Sorry, that was a little snarky of me -- of course you asked him. :/
So, before you were sleeping with people together causally, and it was enhancing your sex life. Now you're going on dates without him and it has the opposite effect, he feels like he needs space. Him feeling weird about it may not be an issue of control on his part, it may be that before it was about fun and now it's about feelings, before you were together and now you're separate. That's hard for many people. The question here is, is he asking for space because he needs it, or because he feels weird and resentful about things and has told himself this is what he needs rather than trying to sort out the underlying issues, or because he's trying to make you feel bad?
If he has a history of playing mind games it might be the latter, but I'm inclined to think it's one of the former. Poly affects people in ways they don't expect and don't always know how to express. And the hold on sex affects him as much as it does you... moreso, actually, since you have another partner and he doesn't (it's not your husband's fault the guy doesn't make you cum yet).

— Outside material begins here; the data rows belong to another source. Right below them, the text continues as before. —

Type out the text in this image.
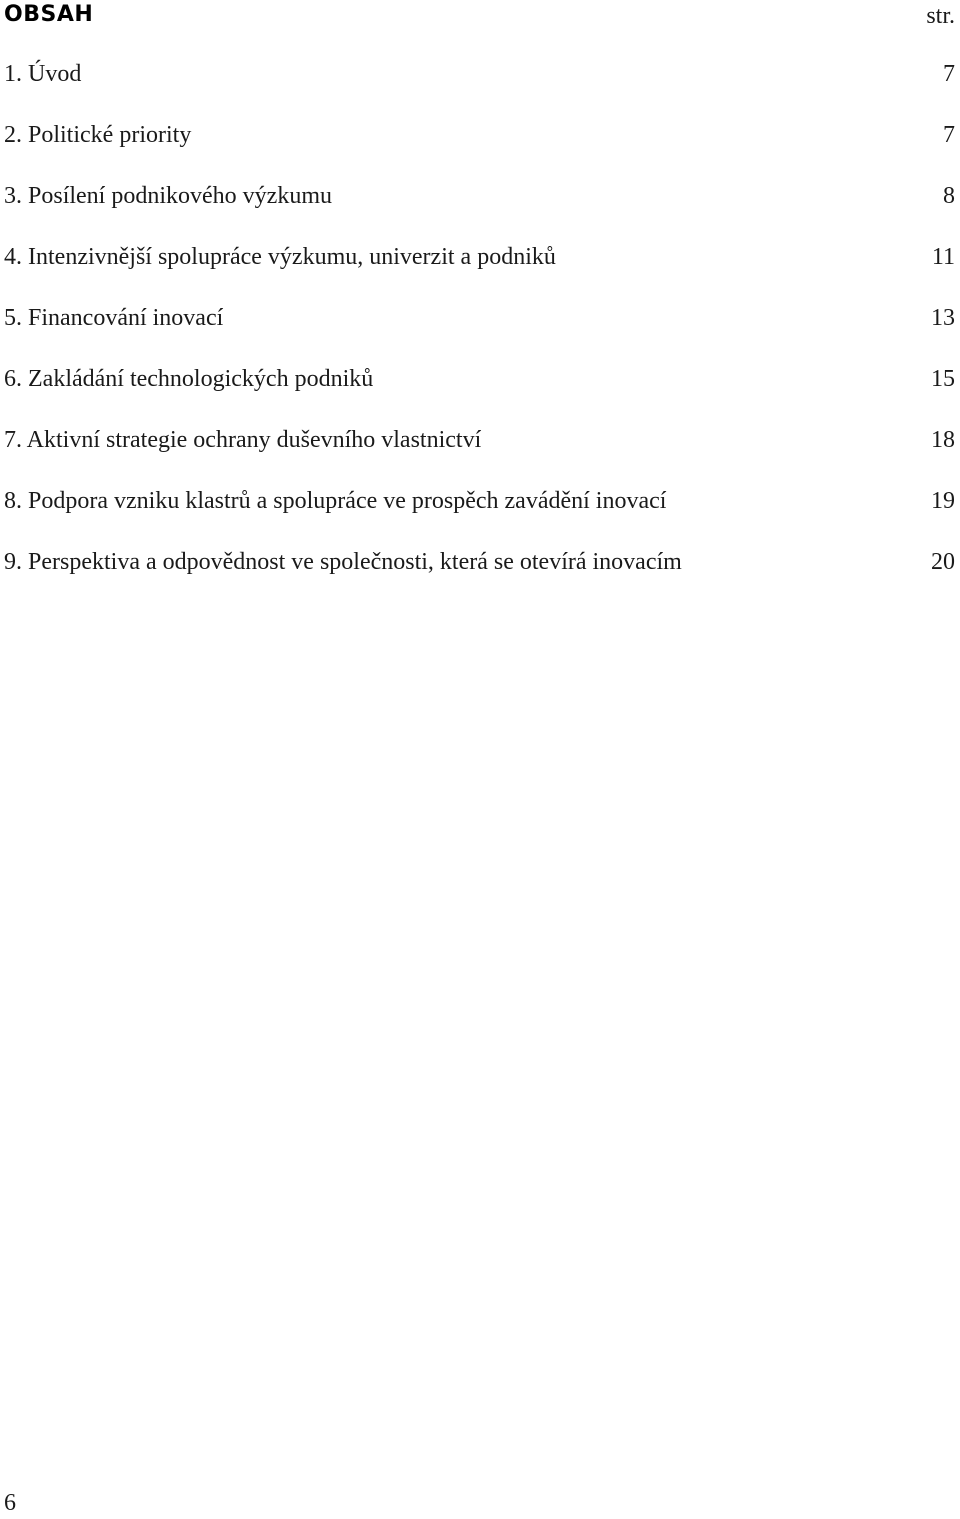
OBSAH	str.
1. Úvod	7
2. Politické priority	7
3. Posílení podnikového výzkumu	8
4. Intenzivnější spolupráce výzkumu, univerzit a podniků	11
5. Financování inovací	13
6. Zakládání technologických podniků	15
7. Aktivní strategie ochrany duševního vlastnictví	18
8. Podpora vzniku klastrů a spolupráce ve prospěch zavádění inovací	19
9. Perspektiva a odpovědnost ve společnosti, která se otevírá inovacím	20
6
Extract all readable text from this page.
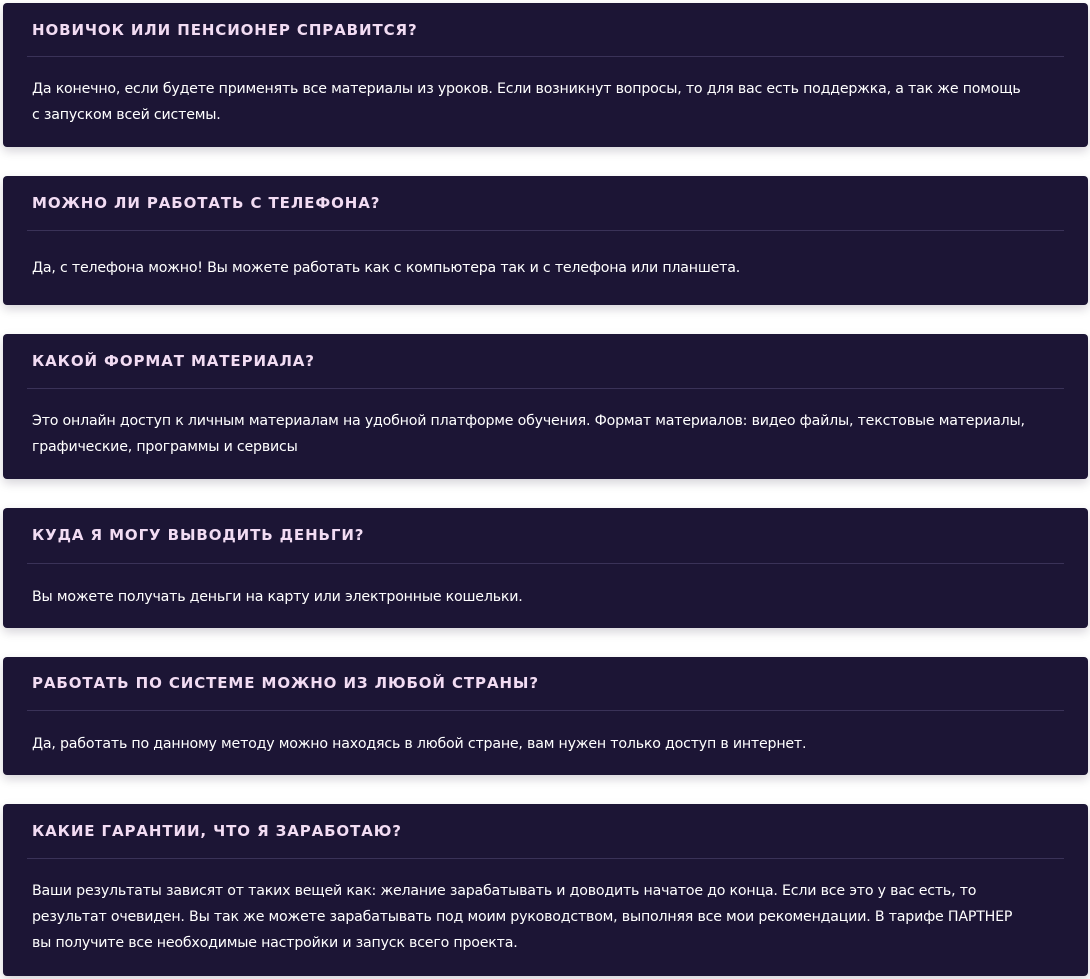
НОВИЧОК ИЛИ ПЕНСИОНЕР СПРАВИТСЯ?

Да конечно, если будете применять все материалы из уроков. Если возникнут вопросы, то для вас есть поддержка, а так же помощь с запуском всей системы.

МОЖНО ЛИ РАБОТАТЬ С ТЕЛЕФОНА?

Да, с телефона можно! Вы можете работать как с компьютера так и с телефона или планшета.

КАКОЙ ФОРМАТ МАТЕРИАЛА?

Это онлайн доступ к личным материалам на удобной платформе обучения. Формат материалов: видео файлы, текстовые материалы, графические, программы и сервисы

КУДА Я МОГУ ВЫВОДИТЬ ДЕНЬГИ?

Вы можете получать деньги на карту или электронные кошельки.

РАБОТАТЬ ПО СИСТЕМЕ МОЖНО ИЗ ЛЮБОЙ СТРАНЫ?

Да, работать по данному методу можно находясь в любой стране, вам нужен только доступ в интернет.

КАКИЕ ГАРАНТИИ, ЧТО Я ЗАРАБОТАЮ?

Ваши результаты зависят от таких вещей как: желание зарабатывать и доводить начатое до конца. Если все это у вас есть, то результат очевиден. Вы так же можете зарабатывать под моим руководством, выполняя все мои рекомендации. В тарифе ПАРТНЕР вы получите все необходимые настройки и запуск всего проекта.
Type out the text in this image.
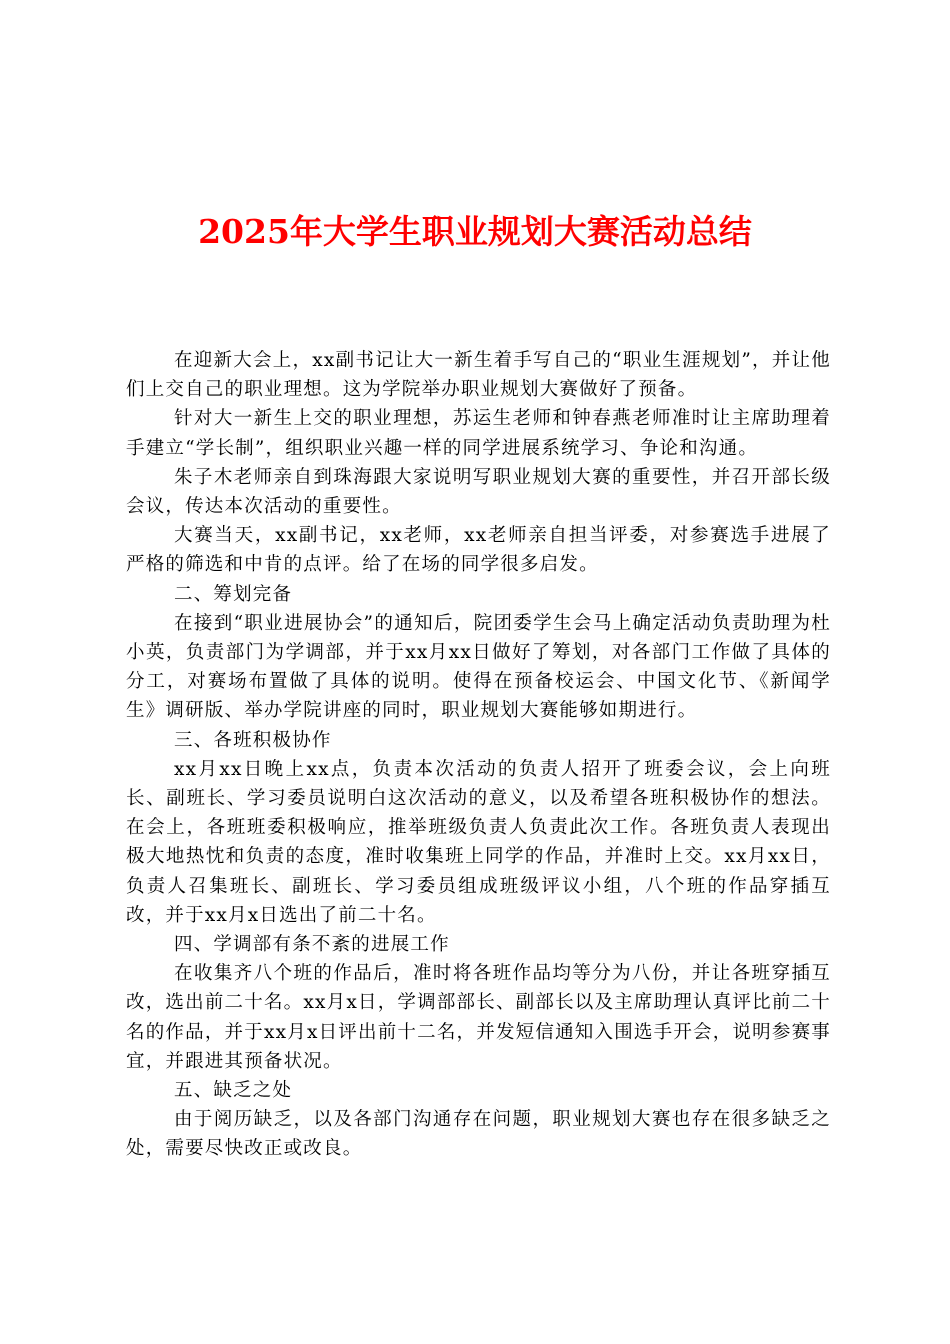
2025年大学生职业规划大赛活动总结

在迎新大会上，xx副书记让大一新生着手写自己的“职业生涯规划”，并让他们上交自己的职业理想。这为学院举办职业规划大赛做好了预备。

针对大一新生上交的职业理想，苏运生老师和钟春燕老师准时让主席助理着手建立“学长制”，组织职业兴趣一样的同学进展系统学习、争论和沟通。

朱子木老师亲自到珠海跟大家说明写职业规划大赛的重要性，并召开部长级会议，传达本次活动的重要性。

大赛当天，xx副书记，xx老师，xx老师亲自担当评委，对参赛选手进展了严格的筛选和中肯的点评。给了在场的同学很多启发。

二、筹划完备

在接到“职业进展协会”的通知后，院团委学生会马上确定活动负责助理为杜小英，负责部门为学调部，并于xx月xx日做好了筹划，对各部门工作做了具体的分工，对赛场布置做了具体的说明。使得在预备校运会、中国文化节、《新闻学生》调研版、举办学院讲座的同时，职业规划大赛能够如期进行。

三、各班积极协作

xx月xx日晚上xx点，负责本次活动的负责人招开了班委会议，会上向班长、副班长、学习委员说明白这次活动的意义，以及希望各班积极协作的想法。在会上，各班班委积极响应，推举班级负责人负责此次工作。各班负责人表现出极大地热忱和负责的态度，准时收集班上同学的作品，并准时上交。xx月xx日，负责人召集班长、副班长、学习委员组成班级评议小组，八个班的作品穿插互改，并于xx月x日选出了前二十名。

四、学调部有条不紊的进展工作

在收集齐八个班的作品后，准时将各班作品均等分为八份，并让各班穿插互改，选出前二十名。xx月x日，学调部部长、副部长以及主席助理认真评比前二十名的作品，并于xx月x日评出前十二名，并发短信通知入围选手开会，说明参赛事宜，并跟进其预备状况。

五、缺乏之处

由于阅历缺乏，以及各部门沟通存在问题，职业规划大赛也存在很多缺乏之处，需要尽快改正或改良。
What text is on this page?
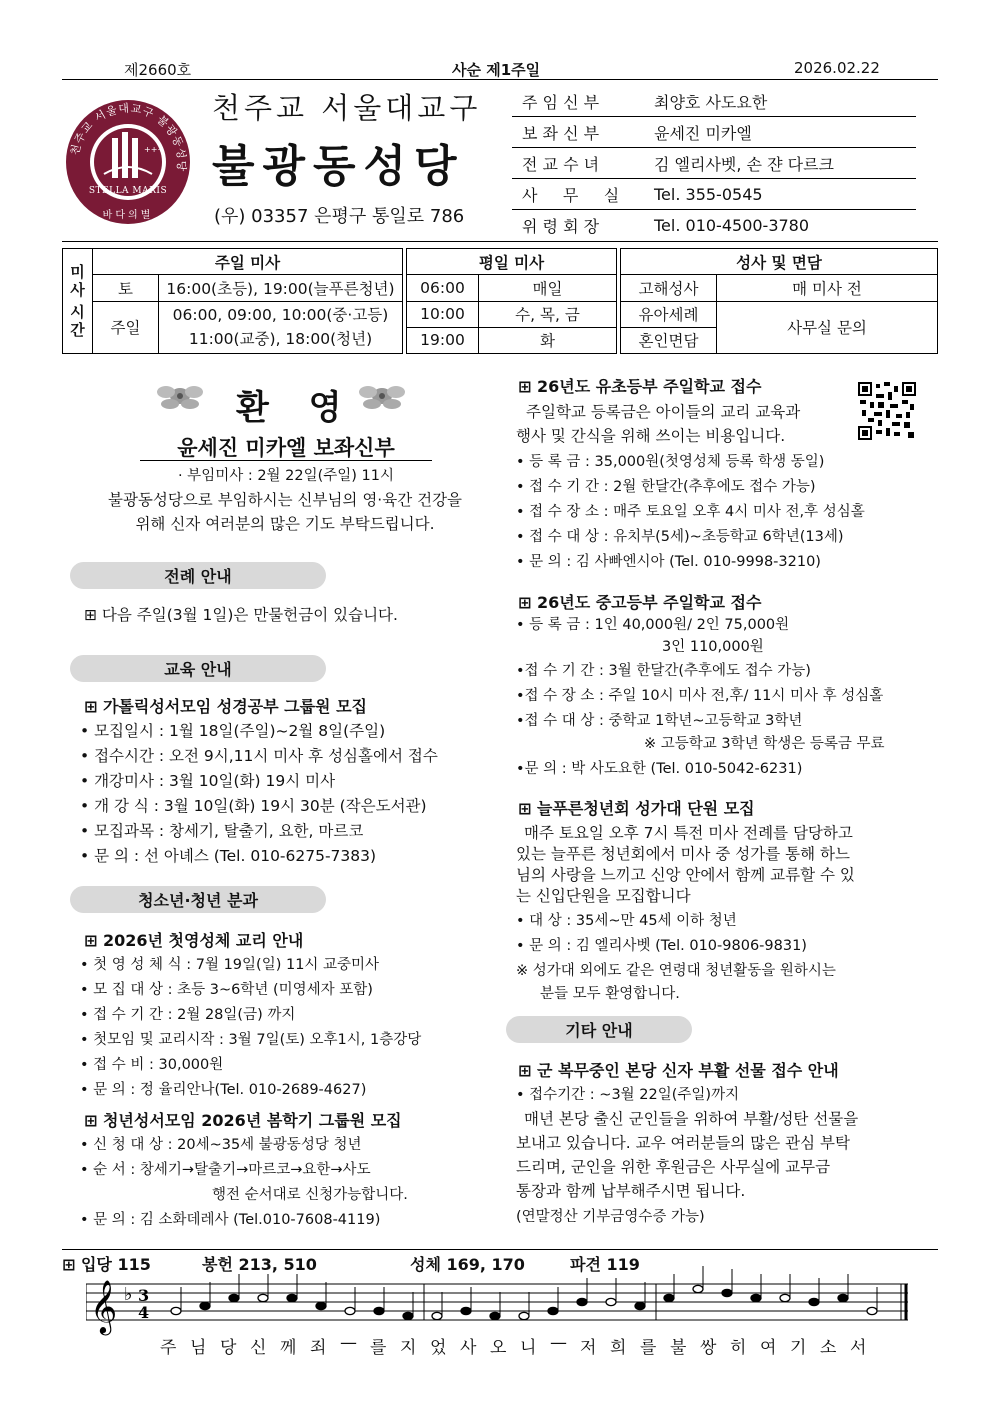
제2660호	사순 제1주일	2026.02.22
천주교 서울대교구 불광동성당
+++
STELLA MARIS
바다의별
천주교 서울대교구
불광동성당
(우) 03357 은평구 통일로 786
주 임 신 부	최양호 사도요한
보 좌 신 부	윤세진 미카엘
전 교 수 녀	김 엘리사벳, 손 쟌 다르크
사     무     실	Tel. 355-0545
위 령 회 장	Tel. 010-4500-3780
미
사
시
간	주일 미사			평일 미사			성사 및 면담	
	토	16:00(초등), 19:00(늘푸른청년)		06:00	매일		고해성사	매 미사 전
	주일	06:00, 09:00, 10:00(중·고등)
11:00(교중), 18:00(청년)		10:00	수, 목, 금		유아세례	사무실 문의
				19:00	화		혼인면담	
환 영
윤세진 미카엘 보좌신부
· 부임미사 : 2월 22일(주일) 11시
불광동성당으로 부임하시는 신부님의 영·육간 건강을
위해 신자 여러분의 많은 기도 부탁드립니다.
전례 안내
⊞ 다음 주일(3월 1일)은 만물헌금이 있습니다.
교육 안내
⊞ 가톨릭성서모임 성경공부 그룹원 모집
• 모집일시 : 1월 18일(주일)~2월 8일(주일)
• 접수시간 : 오전 9시,11시 미사 후 성심홀에서 접수
• 개강미사 : 3월 10일(화) 19시 미사
• 개 강 식 : 3월 10일(화) 19시 30분 (작은도서관)
• 모집과목 : 창세기, 탈출기, 요한, 마르코
• 문 의 : 선 아녜스 (Tel. 010-6275-7383)
청소년·청년 분과
⊞ 2026년 첫영성체 교리 안내
• 첫 영 성 체 식 : 7월 19일(일) 11시 교중미사
• 모 집 대 상 : 초등 3~6학년 (미영세자 포함)
• 접 수 기 간 : 2월 28일(금) 까지
• 첫모임 및 교리시작 : 3월 7일(토) 오후1시, 1층강당
• 접 수 비 : 30,000원
• 문 의 : 정 율리안나(Tel. 010-2689-4627)
⊞ 청년성서모임 2026년 봄학기 그룹원 모집
• 신 청 대 상 : 20세~35세 불광동성당 청년
• 순 서 : 창세기→탈출기→마르코→요한→사도
행전 순서대로 신청가능합니다.
• 문 의 : 김 소화데레사 (Tel.010-7608-4119)
⊞ 26년도 유초등부 주일학교 접수
주일학교 등록금은 아이들의 교리 교육과
행사 및 간식을 위해 쓰이는 비용입니다.
• 등 록 금 : 35,000원(첫영성체 등록 학생 동일)
• 접 수 기 간 : 2월 한달간(추후에도 접수 가능)
• 접 수 장 소 : 매주 토요일 오후 4시 미사 전,후 성심홀
• 접 수 대 상 : 유치부(5세)~초등학교 6학년(13세)
• 문 의 : 김 사빠엔시아 (Tel. 010-9998-3210)
⊞ 26년도 중고등부 주일학교 접수
• 등 록 금 : 1인 40,000원/ 2인 75,000원
3인 110,000원
•접 수 기 간 : 3월 한달간(추후에도 접수 가능)
•접 수 장 소 : 주일 10시 미사 전,후/ 11시 미사 후 성심홀
•접 수 대 상 : 중학교 1학년~고등학교 3학년
※ 고등학교 3학년 학생은 등록금 무료
•문 의 : 박 사도요한 (Tel. 010-5042-6231)
⊞ 늘푸른청년회 성가대 단원 모집
매주 토요일 오후 7시 특전 미사 전례를 담당하고
있는 늘푸른 청년회에서 미사 중 성가를 통해 하느
님의 사랑을 느끼고 신앙 안에서 함께 교류할 수 있
는 신입단원을 모집합니다
• 대 상 : 35세~만 45세 이하 청년
• 문 의 : 김 엘리사벳 (Tel. 010-9806-9831)
※ 성가대 외에도 같은 연령대 청년활동을 원하시는
분들 모두 환영합니다.
기타 안내
⊞ 군 복무중인 본당 신자 부활 선물 접수 안내
• 접수기간 : ~3월 22일(주일)까지
매년 본당 출신 군인들을 위하여 부활/성탄 선물을
보내고 있습니다. 교우 여러분들의 많은 관심 부탁
드리며, 군인을 위한 후원금은 사무실에 교무금
통장과 함께 납부해주시면 됩니다.
(연말정산 기부금영수증 가능)
⊞ 입당 115	봉헌 213, 510	성체 169, 170	파견 119
𝄞 ♭ 3
4
주 님 당 신 께 죄 — 를 지 었 사 오 니 — 저 희 를 불 쌍 히 여 기 소 서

Tell him that this is making you sad and ask him if you and he can talk it out, see what the root of his feeling about it is, see if it's going to be a temporary thing or a permanent thing... then decide if it's worth it to you to keep working on poly or to let it go.
Me, 30ish bi female, been doing solo poly for roughly 5 years. Gia, Clay, and Pike, my partners. Davis, ex/friend/"it's complicated." Eric, Gia's husband. Bee, Gia and Eric's toddler.